As trust deeds are secured by a piece of real estate, the level of risk is dependent upon the loan to value (LTV) of the note and the property itself. The risk of trust deeds can be reduced by using what we call double secured trust deeds. A double secured trust deed is one where the real estate is only the first layer of security and there is a second layer of protection on the note.
For more information on double secured trust deeds contact our firm or read The Seven Percent Solution by William Jordan.
Too many investment firms shy away from real estate as an investment option. It may be because other wealth managers don’t fully understand real estate, or don’t know how to incorporate it within a portfolio. However real estate, when properly used, can reduce the level of risk present in an investment portfolio while also increasing both the yield and long term returns.
In 2005 our firm’s president, William Jordan, warned anyone who would listen that real estate was heading for a significant decline. In fact his words were “if you have real estate you need to sell in the next five to seven years, sell it now”! This implies that like all investments, there must be a strategy for when to sell, not just when to buy.
Having a sell strategy allowed our firm to recommend selling real estate at a time when almost every expert in the country was calling for a “soft landing”. Maintaining a sell strategy will play a pivotal role in any investment decisions.
In 2010, our firm began to recommend strategic purchases or investments in real estate in specific situations. Since then as the real estate market has demonstrated a more solid foundation we have increasingly advised clients to add this asset back into their portfolios.

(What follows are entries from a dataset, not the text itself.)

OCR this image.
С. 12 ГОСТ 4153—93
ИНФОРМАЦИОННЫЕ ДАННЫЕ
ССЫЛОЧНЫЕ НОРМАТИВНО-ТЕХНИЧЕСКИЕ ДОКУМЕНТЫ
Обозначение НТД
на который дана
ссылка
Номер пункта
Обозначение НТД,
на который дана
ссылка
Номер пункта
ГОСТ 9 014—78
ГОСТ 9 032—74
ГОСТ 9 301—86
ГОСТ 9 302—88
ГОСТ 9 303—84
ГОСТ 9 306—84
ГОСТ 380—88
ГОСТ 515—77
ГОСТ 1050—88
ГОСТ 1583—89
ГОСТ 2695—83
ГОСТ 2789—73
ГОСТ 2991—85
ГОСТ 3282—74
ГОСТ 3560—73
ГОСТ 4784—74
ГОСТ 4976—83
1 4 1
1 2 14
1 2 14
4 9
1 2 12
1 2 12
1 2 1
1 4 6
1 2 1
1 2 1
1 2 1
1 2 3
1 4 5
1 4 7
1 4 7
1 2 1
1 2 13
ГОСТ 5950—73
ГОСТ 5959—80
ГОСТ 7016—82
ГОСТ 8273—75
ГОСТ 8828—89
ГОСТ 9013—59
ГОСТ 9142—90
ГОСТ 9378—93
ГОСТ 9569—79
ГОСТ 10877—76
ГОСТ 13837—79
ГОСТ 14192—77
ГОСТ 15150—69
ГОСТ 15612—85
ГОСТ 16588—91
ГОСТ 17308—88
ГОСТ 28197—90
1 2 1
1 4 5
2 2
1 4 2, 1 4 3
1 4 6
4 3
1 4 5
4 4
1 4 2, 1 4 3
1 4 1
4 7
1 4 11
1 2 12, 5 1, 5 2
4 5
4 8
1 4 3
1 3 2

While we are not Realtors and do not handle individual real estate transactions for our clients, there are many ways to include real estate in your portfolio.
A premier wealth management firm will generally have several unique and proprietary investments available for its clients. As these investments are reserved only for the clients of the firm, they are not advertised publically.
We continue to see opportunities for excellent yields with a lower level of risk than in many other investments. As a firm, our focus is to protect principal and then maximize return, while always keeping protection of principal as our highest priority.
This means you won’t find venture capital deals in our gallery of proprietary investments. Our clients are not those who are chasing returns regardless of risk. A William Jordan Investments client is someone who has learned that the protection of principal when combined with a strategic approach to obtaining high yields usually generates the best performance in the long run.